Lontano da Roma

Sto viaggiando in sella alla mia Vespa lungo una strada di campagna. Intorno a me solamente campi verdi. Comincia a fare sera e il vento aumenta. Sento freddo e inzio a pensare che presto dovrò fermarmi per coprirmi con una sciarpa colorata che da tempo è rimasta nel cassetto anteriore del mio veicolo.

Arrivo in un paesino e mi fermo a chiedere informazioni ad una signora: “Mi scusi… io dovrei tornare a Roma, mi saprebbe indicare la strada?”. La Signora, in maniera molto gentile, mi spiega in che direzione andare e quale via prendere. Mi stupisco della sua gentilezza e ringrazio sentitamente. La Singora risponde: ” Di niente, ma le pare! Torni presto a trovarci!”. Guardo un’altra donna vicino a me e mi chiedo se anche lei sia così gentile. Mi fermo a considerare il fatto che avrei anche potuto decidere di fermare un’altra persona e che probabilmente non avrei avuto la stessa fortuna.

Mi dirigo dalla parte indicatami e appena arrivo alla fine del paese mi accorgo di non riuscire comunque ad orientarmi bene. Domando ad un gruppo di persone della mia età come fare a tornare a Roma e ricevo indicazioni veloci da un ragazzo alto, con la barba, gli occhiali ed un cappotto blu.

All’improvviso mi trovo davanti ad un palazzo con una grande porta a vetri. Scendo dalla Vespa ed entro nell’edificio.

Davanti a me c’è un ascensore in plastica bianca che invece di salire in verticale scivola lungo il pavimento e, seguendo una forma a spirale, permette ai passeggeri di visitare i tre piani della struttura. Salgo sull’ascensore e mi ritrovo in pochi secondi al primo piano. Capisco di essere entrato in un ospedale. Trattengo il respiro per la paura di contrarre malattie e aspetto di raggiungere il terzo piano.Molte infermiere vestite di bianco sono impegnate ad aiutare una grande quantità di pazienti gravi ed anziani.

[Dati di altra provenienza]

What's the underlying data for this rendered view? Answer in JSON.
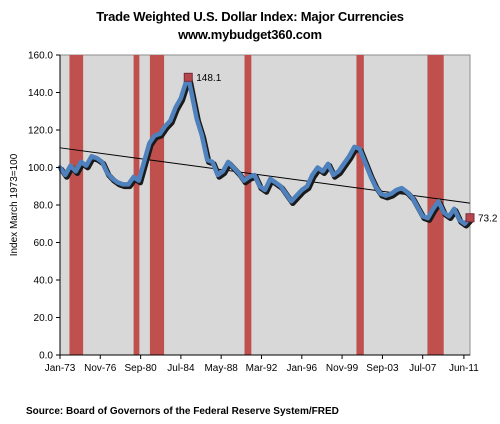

Vedo aghi, barelle, medici e pazienti mentre cerco di farmi piccolo piccolo e di aderire alle pareti dell’ascensore per non essere visto.

L’ascensore si ferma davanti ad un ufficio delle Poste Italiane. Decido allora di prendere un po’ di soldi visto che il mio portafoglio è vuoto. Inserisco la carta prepagata e il bancomat me la ritira. Dalla fessura dove ho inserito la carta esce un piccolo quadratino di carta con sopra scritta la cifra 21. Affranto, rimango immobile davanti al bancomat fuori servizio. L’ufficio è chiuso perchè è notte e so di non avere tempo per tornare la mattina successiva a riprendere la carta.

Improvvisamente dal bancomat cominciano ad uscire pacchetti di sigarette, accendini, cartine e merendine. Decido di approfittare del malfunzionamento del bancomat e di raggiungere un grande cornetto caldo alla crema che è rimasto incastrato nella fessura. Lo prendo e comincio a mangiarlo. Il sapore non è buono e, nauseato dalla dolcezza della crema, decido di buttarlo.

In quel momento giungono nell’ufficio postale due impegate passate di lì per caso. Spiego loro di aver perso la mia prepagata e di aver trovato il bancomat rotto. Celo il mio imbarazzo per aver rubato il cornetto e dichiaro di aver assistito passivamente alla scena del bancomat che sputava oggetti.